COLUMBUS – The reminders of Ohio State’s football success and the great players who built that legacy are a constant presence around its campus.

The numbers of its Heisman Trophy winners hang on the front of C Deck in Ohio Stadium.

Drive past the Woody Hayes practice facility and you’ll see a statue of the man the building is named after that is tall enough he could be a post player for the Buckeyes’ basketball team if he could come to life.

Walk into either lobby of that building and you will see memories of past great OSU teams and players. It’s more of the same when you step onto the indoor practice field.

All of these places are included on the tours recruits get when they and their parents visit Ohio State.

But it’s possible none of those tour stops, except maybe the first time a recruit stands on the floor of Ohio Stadium and realizes how massive it is, will be a better recruiting tool for Urban Meyer than what went on at the NFL draft in Chicago the last three days.

Five Buckeyes were selected in the first round.

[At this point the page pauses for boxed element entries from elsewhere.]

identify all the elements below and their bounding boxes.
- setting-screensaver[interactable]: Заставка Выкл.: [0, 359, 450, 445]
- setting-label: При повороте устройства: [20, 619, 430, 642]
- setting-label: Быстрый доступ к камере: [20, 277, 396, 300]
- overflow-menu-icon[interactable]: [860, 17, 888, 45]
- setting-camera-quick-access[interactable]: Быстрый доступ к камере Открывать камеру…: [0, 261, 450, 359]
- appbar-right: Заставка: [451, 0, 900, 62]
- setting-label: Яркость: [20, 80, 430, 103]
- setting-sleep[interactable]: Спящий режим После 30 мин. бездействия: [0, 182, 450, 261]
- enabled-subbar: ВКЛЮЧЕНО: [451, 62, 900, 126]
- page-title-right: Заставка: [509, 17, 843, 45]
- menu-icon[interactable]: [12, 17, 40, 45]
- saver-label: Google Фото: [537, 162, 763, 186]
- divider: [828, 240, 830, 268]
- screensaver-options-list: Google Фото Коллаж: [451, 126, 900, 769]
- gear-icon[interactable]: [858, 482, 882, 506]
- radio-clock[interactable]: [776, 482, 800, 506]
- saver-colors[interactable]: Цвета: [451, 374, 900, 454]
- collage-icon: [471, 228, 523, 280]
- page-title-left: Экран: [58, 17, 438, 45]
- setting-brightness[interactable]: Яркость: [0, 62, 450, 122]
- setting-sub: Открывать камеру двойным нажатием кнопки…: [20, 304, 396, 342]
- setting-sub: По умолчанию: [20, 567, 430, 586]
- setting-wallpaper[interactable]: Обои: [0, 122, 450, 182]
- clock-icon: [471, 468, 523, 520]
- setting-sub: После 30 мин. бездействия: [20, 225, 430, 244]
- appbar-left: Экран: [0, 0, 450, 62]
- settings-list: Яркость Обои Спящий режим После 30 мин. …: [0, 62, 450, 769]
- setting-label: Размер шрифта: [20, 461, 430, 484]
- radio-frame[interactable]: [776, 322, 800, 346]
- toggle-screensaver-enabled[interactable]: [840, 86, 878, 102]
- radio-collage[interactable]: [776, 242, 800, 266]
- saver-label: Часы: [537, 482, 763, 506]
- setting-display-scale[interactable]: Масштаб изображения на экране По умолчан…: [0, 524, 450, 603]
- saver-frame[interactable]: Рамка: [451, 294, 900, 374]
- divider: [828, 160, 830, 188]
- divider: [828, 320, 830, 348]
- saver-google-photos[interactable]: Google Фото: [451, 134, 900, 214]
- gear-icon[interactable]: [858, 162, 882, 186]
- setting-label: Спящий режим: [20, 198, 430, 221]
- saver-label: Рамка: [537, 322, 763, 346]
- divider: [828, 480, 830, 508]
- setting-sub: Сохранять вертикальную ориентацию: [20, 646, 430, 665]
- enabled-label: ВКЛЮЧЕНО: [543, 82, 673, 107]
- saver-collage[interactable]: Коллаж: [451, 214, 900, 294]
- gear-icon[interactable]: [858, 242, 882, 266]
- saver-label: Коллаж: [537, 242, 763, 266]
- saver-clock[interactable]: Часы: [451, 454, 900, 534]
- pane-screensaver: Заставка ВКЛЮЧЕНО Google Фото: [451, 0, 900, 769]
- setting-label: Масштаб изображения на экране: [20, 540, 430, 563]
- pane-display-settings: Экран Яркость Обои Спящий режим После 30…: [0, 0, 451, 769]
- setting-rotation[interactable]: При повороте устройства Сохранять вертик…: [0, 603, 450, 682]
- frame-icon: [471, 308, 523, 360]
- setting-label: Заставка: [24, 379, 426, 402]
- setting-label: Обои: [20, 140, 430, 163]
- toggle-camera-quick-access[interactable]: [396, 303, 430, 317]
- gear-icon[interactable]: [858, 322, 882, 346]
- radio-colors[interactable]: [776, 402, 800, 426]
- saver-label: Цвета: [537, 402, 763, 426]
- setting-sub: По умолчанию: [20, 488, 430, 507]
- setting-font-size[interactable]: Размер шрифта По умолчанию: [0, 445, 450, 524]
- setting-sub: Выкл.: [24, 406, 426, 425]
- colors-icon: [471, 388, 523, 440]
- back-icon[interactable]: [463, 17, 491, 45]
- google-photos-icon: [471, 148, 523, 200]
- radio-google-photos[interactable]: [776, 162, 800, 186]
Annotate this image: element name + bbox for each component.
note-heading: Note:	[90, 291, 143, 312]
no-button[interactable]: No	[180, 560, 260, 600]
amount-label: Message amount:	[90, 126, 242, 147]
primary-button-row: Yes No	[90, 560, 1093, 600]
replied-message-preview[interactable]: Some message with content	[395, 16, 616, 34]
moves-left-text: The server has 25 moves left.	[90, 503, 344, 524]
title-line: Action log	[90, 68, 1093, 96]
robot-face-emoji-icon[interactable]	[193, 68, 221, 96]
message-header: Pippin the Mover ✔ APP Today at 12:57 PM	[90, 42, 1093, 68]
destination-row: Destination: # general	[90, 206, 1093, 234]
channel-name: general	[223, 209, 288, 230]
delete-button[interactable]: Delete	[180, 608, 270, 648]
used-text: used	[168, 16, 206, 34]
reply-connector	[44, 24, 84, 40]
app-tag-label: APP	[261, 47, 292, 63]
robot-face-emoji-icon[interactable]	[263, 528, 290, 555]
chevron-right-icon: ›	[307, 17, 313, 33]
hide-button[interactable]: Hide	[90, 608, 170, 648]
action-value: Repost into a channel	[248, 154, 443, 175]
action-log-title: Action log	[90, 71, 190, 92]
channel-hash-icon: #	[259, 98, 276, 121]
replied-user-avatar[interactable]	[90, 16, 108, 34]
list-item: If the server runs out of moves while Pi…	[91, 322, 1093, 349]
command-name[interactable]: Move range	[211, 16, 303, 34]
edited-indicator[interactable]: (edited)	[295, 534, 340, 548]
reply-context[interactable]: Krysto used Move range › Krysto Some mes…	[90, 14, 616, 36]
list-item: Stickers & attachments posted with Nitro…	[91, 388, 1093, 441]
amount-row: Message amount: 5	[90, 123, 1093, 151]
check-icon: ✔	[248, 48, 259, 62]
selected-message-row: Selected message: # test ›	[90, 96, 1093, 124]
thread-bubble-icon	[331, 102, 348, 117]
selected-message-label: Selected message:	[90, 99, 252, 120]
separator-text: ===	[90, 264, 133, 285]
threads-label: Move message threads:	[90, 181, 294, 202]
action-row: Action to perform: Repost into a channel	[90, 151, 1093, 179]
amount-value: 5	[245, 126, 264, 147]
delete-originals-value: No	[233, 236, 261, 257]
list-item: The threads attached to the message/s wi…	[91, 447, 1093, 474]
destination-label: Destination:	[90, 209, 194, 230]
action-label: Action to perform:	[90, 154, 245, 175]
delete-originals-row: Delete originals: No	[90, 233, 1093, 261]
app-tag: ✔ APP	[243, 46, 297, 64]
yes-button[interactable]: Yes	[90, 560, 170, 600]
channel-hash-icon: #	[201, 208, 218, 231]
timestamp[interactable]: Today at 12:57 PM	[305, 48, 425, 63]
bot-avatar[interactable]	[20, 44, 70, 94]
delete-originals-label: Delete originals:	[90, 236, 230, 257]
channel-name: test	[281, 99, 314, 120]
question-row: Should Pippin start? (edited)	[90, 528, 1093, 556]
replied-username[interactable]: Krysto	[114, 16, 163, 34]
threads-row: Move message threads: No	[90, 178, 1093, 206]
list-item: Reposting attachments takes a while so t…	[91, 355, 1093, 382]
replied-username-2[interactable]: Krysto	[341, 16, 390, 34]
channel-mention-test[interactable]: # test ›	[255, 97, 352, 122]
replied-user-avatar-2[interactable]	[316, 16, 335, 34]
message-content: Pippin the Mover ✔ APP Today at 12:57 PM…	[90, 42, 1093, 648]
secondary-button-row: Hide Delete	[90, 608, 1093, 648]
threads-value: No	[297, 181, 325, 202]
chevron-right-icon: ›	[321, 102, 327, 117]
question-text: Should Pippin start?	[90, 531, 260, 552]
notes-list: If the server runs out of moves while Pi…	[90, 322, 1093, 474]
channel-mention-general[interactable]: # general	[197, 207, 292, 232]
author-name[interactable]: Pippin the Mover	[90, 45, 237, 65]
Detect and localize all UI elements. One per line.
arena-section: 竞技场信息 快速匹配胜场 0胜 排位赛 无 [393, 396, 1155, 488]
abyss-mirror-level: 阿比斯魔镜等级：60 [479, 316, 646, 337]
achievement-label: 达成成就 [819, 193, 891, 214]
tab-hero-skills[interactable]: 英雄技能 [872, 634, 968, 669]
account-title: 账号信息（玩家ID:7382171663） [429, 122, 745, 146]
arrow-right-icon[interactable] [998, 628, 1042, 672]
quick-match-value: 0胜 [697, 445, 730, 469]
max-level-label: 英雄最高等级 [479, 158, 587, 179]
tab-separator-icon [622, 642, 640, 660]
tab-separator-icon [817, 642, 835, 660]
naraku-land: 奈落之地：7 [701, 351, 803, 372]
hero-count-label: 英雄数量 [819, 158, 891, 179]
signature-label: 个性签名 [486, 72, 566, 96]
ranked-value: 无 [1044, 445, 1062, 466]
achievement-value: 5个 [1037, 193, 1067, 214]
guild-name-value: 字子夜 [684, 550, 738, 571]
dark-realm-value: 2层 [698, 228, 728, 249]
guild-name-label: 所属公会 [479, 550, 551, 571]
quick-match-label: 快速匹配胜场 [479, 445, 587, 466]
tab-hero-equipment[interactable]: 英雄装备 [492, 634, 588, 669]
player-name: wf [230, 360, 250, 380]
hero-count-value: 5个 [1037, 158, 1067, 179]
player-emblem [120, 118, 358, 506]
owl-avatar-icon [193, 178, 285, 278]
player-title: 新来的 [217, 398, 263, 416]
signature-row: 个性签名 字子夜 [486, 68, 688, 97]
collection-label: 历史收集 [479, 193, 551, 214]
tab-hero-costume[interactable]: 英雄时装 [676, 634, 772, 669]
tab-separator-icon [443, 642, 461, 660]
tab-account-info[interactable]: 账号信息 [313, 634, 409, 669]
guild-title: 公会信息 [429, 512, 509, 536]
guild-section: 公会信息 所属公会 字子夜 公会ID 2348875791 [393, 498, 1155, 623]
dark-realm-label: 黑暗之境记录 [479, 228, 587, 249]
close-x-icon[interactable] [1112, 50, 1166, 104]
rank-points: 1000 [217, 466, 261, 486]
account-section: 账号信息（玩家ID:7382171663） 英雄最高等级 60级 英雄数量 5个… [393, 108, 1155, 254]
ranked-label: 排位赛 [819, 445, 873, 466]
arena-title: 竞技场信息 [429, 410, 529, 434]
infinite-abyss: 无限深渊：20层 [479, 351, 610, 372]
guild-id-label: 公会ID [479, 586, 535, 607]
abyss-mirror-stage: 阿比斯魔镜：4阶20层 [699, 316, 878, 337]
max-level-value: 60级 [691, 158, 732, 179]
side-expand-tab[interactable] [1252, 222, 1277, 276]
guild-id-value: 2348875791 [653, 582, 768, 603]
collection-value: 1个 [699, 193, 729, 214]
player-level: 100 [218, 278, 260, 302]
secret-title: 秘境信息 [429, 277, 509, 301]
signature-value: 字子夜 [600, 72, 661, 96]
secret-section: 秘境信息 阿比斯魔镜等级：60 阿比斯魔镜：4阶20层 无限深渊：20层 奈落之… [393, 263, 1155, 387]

Ten of the first 94 players chosen were from Ohio State and 12 OSU players had been chosen when the final name was called in the draft on Saturday.

After the first round, Meyer said on the NFL Network, “It was like a three-hour infomercial for our program.”

Actually, it was much better than an infomercial because who really pays attention to them and most people are skeptical of the quality of the products being promoted by the constantly cheery spokespersons in them.

Meyer often says that everyone who comes to Ohio State thinks they’re going to play in the NFL.

So what better way to sell Ohio State to the four-star and five-star recruits Meyer and his coaches are recruiting than to have an entire weekend’s worth of nationally televised affirmation that the best path to the NFL goes through OSU?

Even Ohio State’s most recent Heisman winner, Troy Smith, is ancient history to recruits who were six or seven years old when he won it in 2006. Woody Hayes is someone out of the history books. He might as well be Theodore Roosevelt to some recruits.

But three days of ESPN showing Ohio State players going to the NFL? Priceless.

Ohio State was aware of the value contained in the draft going into it.

“Absolutely we’re going to use that for recruiting,” Meyer said two weeks ago. And it is not just the live shots of the drafted players and Meyer’s many appearances on television to discuss those players that will be put to good use.

All of that will go to video and end up in the in boxes of recruits as a reminder of what Ohio State can do for them. And there probably be other ways OSU will use it.

“We’re pretty creative around here,” Meyer said.

Ohio State’s recruiting classes of 2012 and 2013 produced some of the biggest moments in its football history.

The 12 draft selections from that group in the last three days could help produce some of OSU’s best recruiting classes ever in the future.